Concernant la limite d’âge de l’enfant, la loi belge ne fixe pas d’âge maximum permettant la cessation des paiements de la contribution alimentaire. L’obligation de contribuer ne se termine pas quand l’enfant devient majeur, mais bien quand il devient autonome. L’autonomie est dans la plupart des cas atteinte lorsqu’il a obtenu un diplôme, a suivi une formation, ou commence à percevoir des revenus. Cependant, il est possible que la contribution alimentaire soit retirée par le juge (après une appréciation des circonstances) si l’étudiant accumule trop de retard dans son éducation et de ce fait génère un conflit avec ses parents.

Calculation de la contribution alimentaire 

Lorsque les parents n’arrivent pas à se mettre d’accord sur le montant de la contribution alimentaire, il revient au juge de le faire. Celui-ci applique dans la plupart des cas la méthode “Renard” qui est en fait une évaluation objective de plusieurs critères afin de déterminer le montant des parts contributives et d’établir le rapport de proportionnalité.

Pour ce faire, il faut d’abord prendre en compte le coût de l’enfant qui varie en fonction de son âge, de son niveau scolaire, de son état de santé, etc. Le nombre d’enfants est aussi important.

Le juge doit ensuite estimer la répartition des coûts entre les parents. Afin d’y arriver, il doit prendre en compte de nombreux facteurs chez les deux parents: leurs facultés financières (nature des revenues et des dépenses), les contributions effectuées en nature (modalités d’hébergement de l’enfant), les allocations familiales perçues, les avantages sociaux et fiscaux, etc.

A la suite de cette analyse, le juge établit le rapport de proportionnalité qui doit être appliqué entre les parents quant aux coûts de l’enfant (la part de chacun dans les frais) et de ce fait détermine aussi la contribution alimentaire qu’un parent se doit de payer à l’autre ainsi que les modalités de son adaptation. Ceci est un calcul complexe et il est donc assez difficile d’en prédire le résultat. Toutefois, la contribution de chaque parent sera en principe proportionnelle à ses revenus.

Le montant ou la proportion de la contribution alimentaire n’est jamais définitif, il s’adapte en fonction des circonstances et surtout, il est sujet à l’indexation. Chaque année, il doit être revu par rapport à l’indice des prix à la consommation et adapté en conséquence.

Finalement, il est à noter que le montant de la contribution alimentaire ne peut, en principe, pas être versé à l’enfant qui est en est l’objet mais doit être transféré à la personne l’hébergeant (qui a la garde de celui-ci).

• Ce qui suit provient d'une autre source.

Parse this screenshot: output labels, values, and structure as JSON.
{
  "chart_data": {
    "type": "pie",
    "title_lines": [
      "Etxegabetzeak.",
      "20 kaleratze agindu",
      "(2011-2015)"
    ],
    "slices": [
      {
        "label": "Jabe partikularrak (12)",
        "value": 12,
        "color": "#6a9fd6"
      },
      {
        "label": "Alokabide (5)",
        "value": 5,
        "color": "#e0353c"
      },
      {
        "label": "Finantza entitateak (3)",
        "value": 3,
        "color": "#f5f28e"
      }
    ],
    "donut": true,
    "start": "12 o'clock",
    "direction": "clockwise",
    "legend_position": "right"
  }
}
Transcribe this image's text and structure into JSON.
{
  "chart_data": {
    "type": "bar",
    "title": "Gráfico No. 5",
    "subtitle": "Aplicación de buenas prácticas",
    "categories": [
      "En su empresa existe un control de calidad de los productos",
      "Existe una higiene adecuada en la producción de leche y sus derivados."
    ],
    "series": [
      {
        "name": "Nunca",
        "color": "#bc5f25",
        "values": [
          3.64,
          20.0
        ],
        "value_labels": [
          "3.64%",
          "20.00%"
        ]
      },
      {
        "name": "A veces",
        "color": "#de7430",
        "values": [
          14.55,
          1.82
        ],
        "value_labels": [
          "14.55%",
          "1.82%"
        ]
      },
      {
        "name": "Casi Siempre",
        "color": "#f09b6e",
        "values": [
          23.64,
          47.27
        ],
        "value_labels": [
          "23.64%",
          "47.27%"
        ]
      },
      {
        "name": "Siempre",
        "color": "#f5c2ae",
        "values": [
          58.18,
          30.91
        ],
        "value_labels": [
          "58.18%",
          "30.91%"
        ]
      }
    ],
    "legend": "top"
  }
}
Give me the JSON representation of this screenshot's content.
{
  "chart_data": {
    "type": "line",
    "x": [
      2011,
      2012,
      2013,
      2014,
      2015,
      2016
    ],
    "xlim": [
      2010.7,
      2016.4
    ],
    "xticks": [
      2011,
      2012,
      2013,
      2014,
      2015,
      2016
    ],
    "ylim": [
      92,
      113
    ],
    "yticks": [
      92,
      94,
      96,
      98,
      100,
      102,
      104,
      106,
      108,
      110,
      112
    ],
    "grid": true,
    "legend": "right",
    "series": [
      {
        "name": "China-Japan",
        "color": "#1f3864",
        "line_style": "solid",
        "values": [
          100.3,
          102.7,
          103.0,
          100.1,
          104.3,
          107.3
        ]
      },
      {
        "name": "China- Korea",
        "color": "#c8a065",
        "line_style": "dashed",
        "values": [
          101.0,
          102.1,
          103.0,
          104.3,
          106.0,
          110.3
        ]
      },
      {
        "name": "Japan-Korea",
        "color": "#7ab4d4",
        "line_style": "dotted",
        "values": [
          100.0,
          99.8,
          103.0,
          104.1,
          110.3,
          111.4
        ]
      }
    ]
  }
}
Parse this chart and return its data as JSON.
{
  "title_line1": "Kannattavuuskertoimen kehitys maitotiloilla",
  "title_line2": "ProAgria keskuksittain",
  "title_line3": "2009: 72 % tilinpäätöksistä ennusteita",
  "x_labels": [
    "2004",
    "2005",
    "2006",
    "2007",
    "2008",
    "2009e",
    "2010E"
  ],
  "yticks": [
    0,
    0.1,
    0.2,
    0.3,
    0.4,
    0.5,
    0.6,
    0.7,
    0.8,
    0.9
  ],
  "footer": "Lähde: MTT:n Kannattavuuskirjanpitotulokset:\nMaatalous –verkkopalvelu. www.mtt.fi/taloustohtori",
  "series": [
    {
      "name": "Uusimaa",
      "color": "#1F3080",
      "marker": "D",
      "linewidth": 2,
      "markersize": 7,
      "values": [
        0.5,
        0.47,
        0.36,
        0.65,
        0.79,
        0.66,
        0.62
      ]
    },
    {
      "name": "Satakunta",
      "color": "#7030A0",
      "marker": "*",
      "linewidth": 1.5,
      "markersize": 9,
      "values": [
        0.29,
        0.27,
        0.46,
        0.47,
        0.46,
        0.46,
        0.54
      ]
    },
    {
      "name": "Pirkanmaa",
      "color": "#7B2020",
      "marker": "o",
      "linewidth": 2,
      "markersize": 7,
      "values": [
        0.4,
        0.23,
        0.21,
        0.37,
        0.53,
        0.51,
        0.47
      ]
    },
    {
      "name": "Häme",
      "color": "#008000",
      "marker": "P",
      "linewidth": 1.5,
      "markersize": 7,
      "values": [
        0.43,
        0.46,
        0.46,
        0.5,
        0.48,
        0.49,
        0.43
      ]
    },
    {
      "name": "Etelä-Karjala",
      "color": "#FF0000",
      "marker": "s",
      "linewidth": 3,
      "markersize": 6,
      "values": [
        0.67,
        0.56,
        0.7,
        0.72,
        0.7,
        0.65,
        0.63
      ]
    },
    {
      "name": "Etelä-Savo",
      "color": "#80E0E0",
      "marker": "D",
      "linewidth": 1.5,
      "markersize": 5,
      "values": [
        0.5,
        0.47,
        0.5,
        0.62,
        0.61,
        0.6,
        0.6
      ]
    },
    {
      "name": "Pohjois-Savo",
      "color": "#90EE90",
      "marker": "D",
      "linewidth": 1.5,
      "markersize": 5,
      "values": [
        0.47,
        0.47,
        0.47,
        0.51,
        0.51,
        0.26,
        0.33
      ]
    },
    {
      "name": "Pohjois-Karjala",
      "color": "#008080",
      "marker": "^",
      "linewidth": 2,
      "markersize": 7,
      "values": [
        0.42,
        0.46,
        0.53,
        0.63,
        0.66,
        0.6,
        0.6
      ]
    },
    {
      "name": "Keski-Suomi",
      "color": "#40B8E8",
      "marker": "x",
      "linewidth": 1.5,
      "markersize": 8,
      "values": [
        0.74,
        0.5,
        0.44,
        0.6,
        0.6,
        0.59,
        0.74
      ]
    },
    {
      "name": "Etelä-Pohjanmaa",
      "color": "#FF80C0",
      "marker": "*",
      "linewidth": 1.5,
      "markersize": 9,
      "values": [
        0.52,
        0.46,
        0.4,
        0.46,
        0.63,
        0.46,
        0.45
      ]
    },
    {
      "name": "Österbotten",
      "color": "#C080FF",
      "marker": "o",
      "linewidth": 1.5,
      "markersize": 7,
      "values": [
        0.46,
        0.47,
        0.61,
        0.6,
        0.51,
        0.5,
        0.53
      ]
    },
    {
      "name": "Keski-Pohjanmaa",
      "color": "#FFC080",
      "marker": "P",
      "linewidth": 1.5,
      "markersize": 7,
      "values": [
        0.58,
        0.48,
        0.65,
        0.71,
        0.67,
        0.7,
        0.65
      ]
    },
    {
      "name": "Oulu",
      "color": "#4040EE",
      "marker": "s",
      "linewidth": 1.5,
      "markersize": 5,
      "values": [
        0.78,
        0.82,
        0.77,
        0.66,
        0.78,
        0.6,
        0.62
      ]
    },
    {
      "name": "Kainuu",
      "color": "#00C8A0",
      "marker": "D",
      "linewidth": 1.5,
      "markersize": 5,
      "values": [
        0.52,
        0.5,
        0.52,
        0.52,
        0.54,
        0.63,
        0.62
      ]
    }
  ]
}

Les frais extraordinaires 

Le montant de la contribution alimentaire couvre les frais dits habituels de l’enfant. Cependant, il faut parfois ajouter d’autres frais, à savoir les frais extraordinaires ou exceptionnels qui sont des dépenses supplémentaires résultant de circonstances accidentelles ou inhabituelles. Les exemples les plus communs sont les frais médicaux, les frais scolaires extraordinaires ou ceux relatifs aux études supérieurs et universitaires, les frais liés aux activités sportives, etc. Ceux-ci doivent d’abord être approuvé par les deux parents et une preuve de paiement est nécessaire afin de demander la participation de l’autre parent.

Quant au paiement de ces frais, chaque parent doit participer en accord avec le rapport de proportionnalité établi dans la convention de contribution alimentaire. S’il n’existe pas de telle convention, le rapport est en principe de 50% pour chaque parent mais le juge peut déterminer un autre rapport de proportionnalité en fonction des facultés financières de chacun.